22 October 2008 - District de Baarsjes has awarded a four-year youth work contract to The Mall, an organisation connected to Youth for Christ. GroenLinks wants to know where the organisation stands on issues like homosexuality and whether non-Christians can still apply for a job as youth worker.

Party leader Coos Hoebe points to a Youth for Christ job opening for a youth worker in Alkmaar. The organisation says it is looking for an 'enthusiast Christian' and that its mission is to bring youth into contact with Jesus Christ and to teach them to live according to his intentions.

Hoebe says that excluding non-Christians from a job amounts to discrimination and that it would be unacceptable for such discrimination to play a role in the recruitment of youth workers for de Baarsjes. He also would like to know whether open homosexuals could apply.

Further, he says that many people in the Netherlands do not share Christian values on issues like homosexuality, abortion and euthanasia. He wants to know how Youth for Christ's values will affect the activities offered by the Mall.

The Mall is already offering youth activities in de Baarsjes on a small scale. In Hoebe's eyes, it makes a 'large difference' that the Mall has now been contracted to provide all youth work in the district, leaving youth with no other option but the evangelical youth work.

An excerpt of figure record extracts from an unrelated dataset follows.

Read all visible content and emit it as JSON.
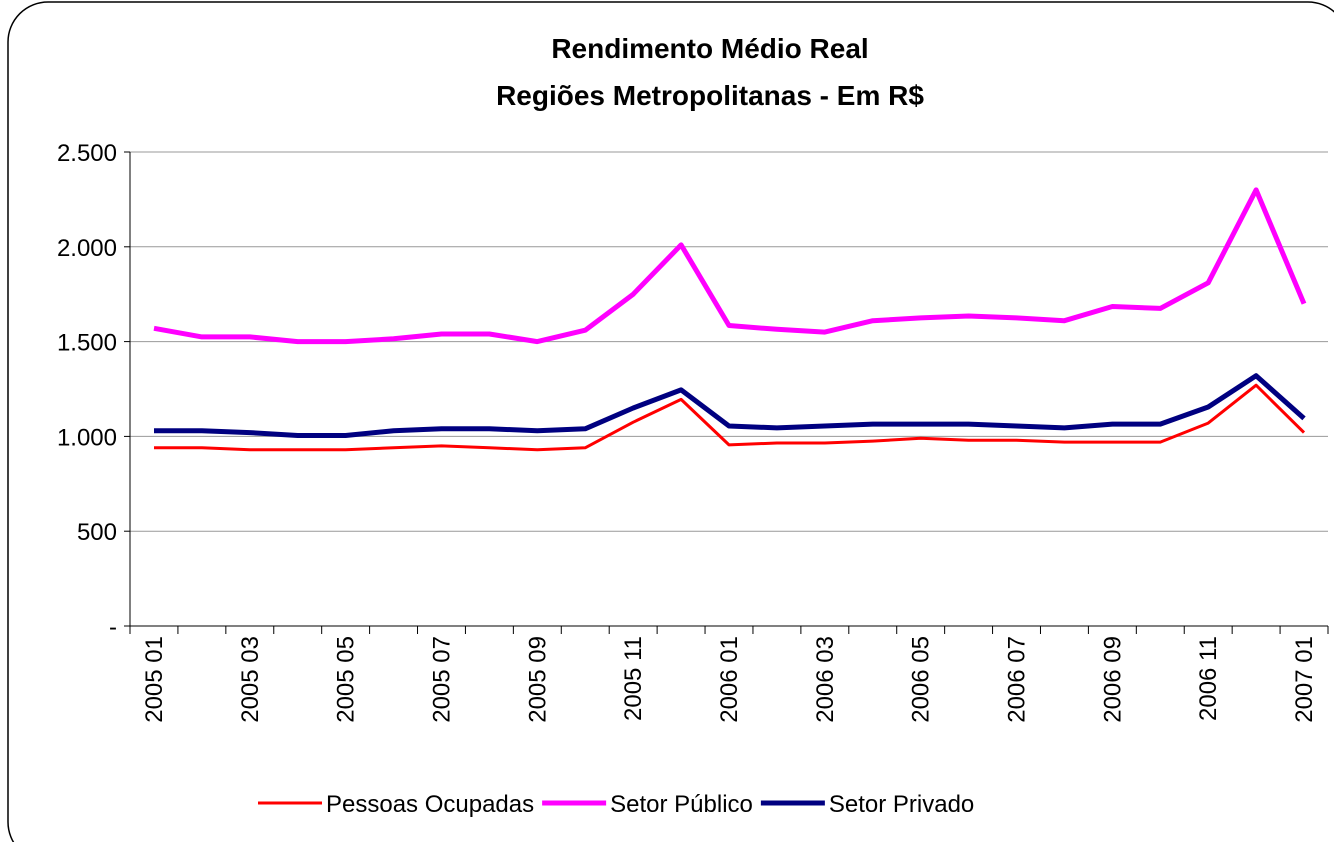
{
  "chart_data": {
    "type": "line",
    "title": "Rendimento Médio Real",
    "subtitle": "Regiões Metropolitanas - Em R$",
    "categories": [
      "2005 01",
      null,
      "2005 03",
      null,
      "2005 05",
      null,
      "2005 07",
      null,
      "2005 09",
      null,
      "2005 11",
      null,
      "2006 01",
      null,
      "2006 03",
      null,
      "2006 05",
      null,
      "2006 07",
      null,
      "2006 09",
      null,
      "2006 11",
      null,
      "2007 01"
    ],
    "series": [
      {
        "name": "Pessoas Ocupadas",
        "color": "#ff0000",
        "width": 3,
        "values": [
          940,
          940,
          930,
          930,
          930,
          940,
          950,
          940,
          930,
          940,
          1075,
          1195,
          955,
          965,
          965,
          975,
          990,
          980,
          980,
          970,
          970,
          970,
          1070,
          1270,
          1020
        ]
      },
      {
        "name": "Setor Público",
        "color": "#ff00ff",
        "width": 5,
        "values": [
          1570,
          1525,
          1525,
          1500,
          1500,
          1515,
          1540,
          1540,
          1500,
          1560,
          1750,
          2010,
          1585,
          1565,
          1550,
          1610,
          1625,
          1635,
          1625,
          1610,
          1685,
          1675,
          1810,
          2300,
          1700
        ]
      },
      {
        "name": "Setor Privado",
        "color": "#000080",
        "width": 5,
        "values": [
          1030,
          1030,
          1020,
          1005,
          1005,
          1030,
          1040,
          1040,
          1030,
          1040,
          1150,
          1245,
          1055,
          1045,
          1055,
          1065,
          1065,
          1065,
          1055,
          1045,
          1065,
          1065,
          1155,
          1320,
          1095
        ]
      }
    ],
    "ylim": [
      0,
      2500
    ],
    "yticks": [
      {
        "value": 0,
        "label": "-"
      },
      500,
      {
        "value": 1000,
        "label": "1.000"
      },
      {
        "value": 1500,
        "label": "1.500"
      },
      {
        "value": 2000,
        "label": "2.000"
      },
      {
        "value": 2500,
        "label": "2.500"
      }
    ],
    "grid": true,
    "legend": "bottom"
  }
}
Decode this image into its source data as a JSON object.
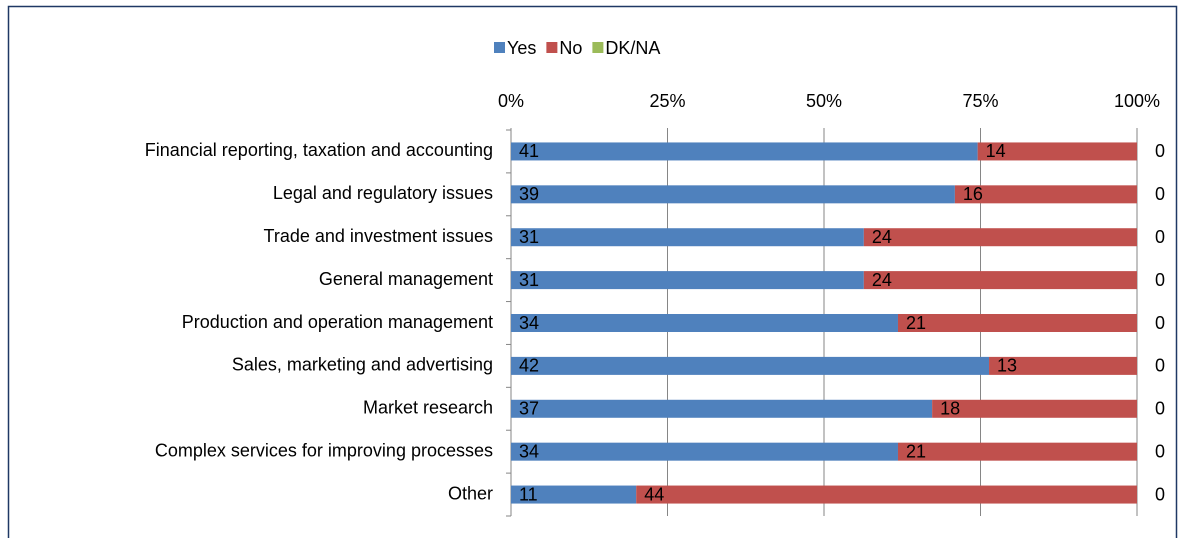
{
  "chart_data": {
    "type": "bar",
    "orientation": "horizontal",
    "stacking": "percent",
    "categories": [
      "Financial reporting, taxation and accounting",
      "Legal and regulatory issues",
      "Trade and investment issues",
      "General management",
      "Production and operation management",
      "Sales, marketing and advertising",
      "Market research",
      "Complex services for improving processes",
      "Other"
    ],
    "series": [
      {
        "name": "Yes",
        "color": "#4f81bd",
        "values": [
          41,
          39,
          31,
          31,
          34,
          42,
          37,
          34,
          11
        ]
      },
      {
        "name": "No",
        "color": "#c0504d",
        "values": [
          14,
          16,
          24,
          24,
          21,
          13,
          18,
          21,
          44
        ]
      },
      {
        "name": "DK/NA",
        "color": "#9bbb59",
        "values": [
          0,
          0,
          0,
          0,
          0,
          0,
          0,
          0,
          0
        ]
      }
    ],
    "xlim": [
      0,
      100
    ],
    "xticks": [
      {
        "value": 0,
        "label": "0%"
      },
      {
        "value": 25,
        "label": "25%"
      },
      {
        "value": 50,
        "label": "50%"
      },
      {
        "value": 75,
        "label": "75%"
      },
      {
        "value": 100,
        "label": "100%"
      }
    ],
    "grid": true,
    "legend": "top"
  }
}
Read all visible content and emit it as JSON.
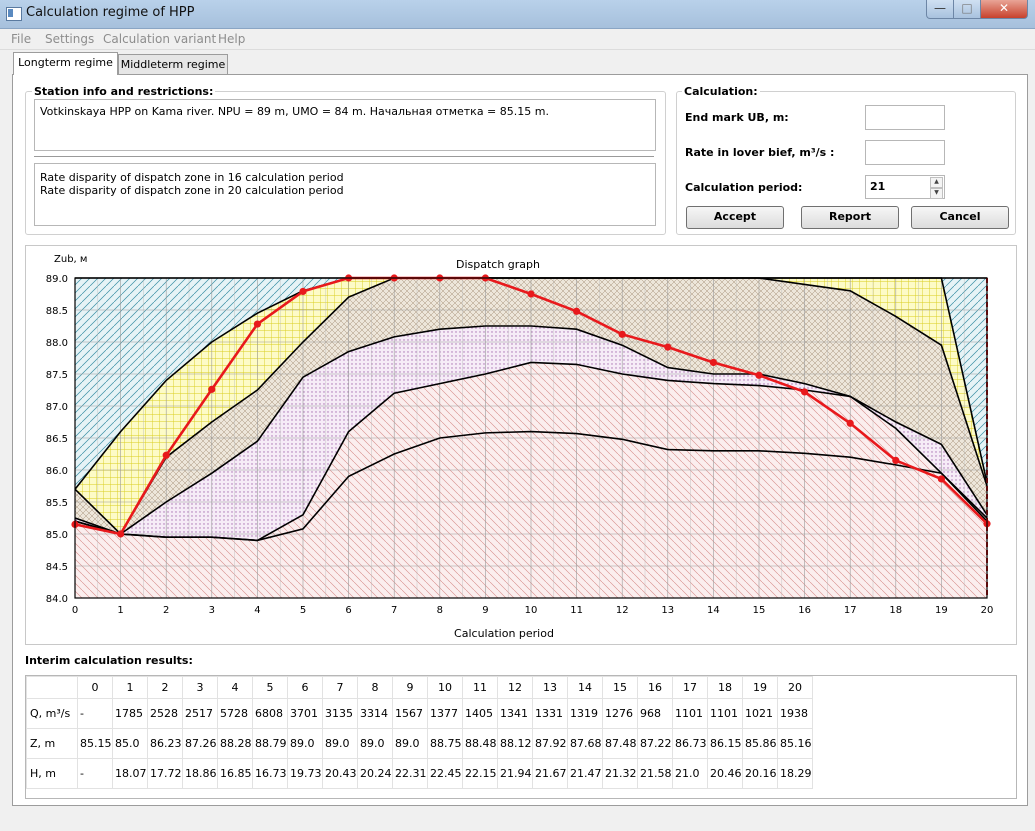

Moroccan youth make up a large share of the target group of youth work in de Baarsjes, but Hoebe says that for him, ethnic background is not an issue. "The important thing is that youth work should be neutral in terms of religion".

District chairman Arco Verburg announced the new contract in a press release, in which he does not mention the evangelical background of the Mall. He is enthusiastic about the organisation: "We're happy that the Mall will provide our youth work. This is an important investment in the youth of de Baarsjes".

The Mall is offering youth work in a growing number of cities, often in disadvantaged neighbourhoods. Thanks to local government subsidies, which now amount to 1.2 million euro, the number of paid staff increased by 30% last year.

Using subsidies for religious activities is a sensitive issue. In July, a Youth for Christ spokesperson told newspaper Friesch Dagblad that because of the subsidies, the missionary aspect is 'more implicitly present' in its welfare work.

"In our welfare work, we are evangelising reactively. If youth ask about it, we tell them about the motivation we derive from our beliefs, but we don't organise any explicitly evangelical activities using subsidies".

Next Tuesday, the district council of de Baarsjes will discuss the youth work contract.

Photo: de Baarsjes

UPDATE 26 October 2008 - Het Parool reports that Youth for Christ has agreed not to hire exclusively Christians in de Baarsjes.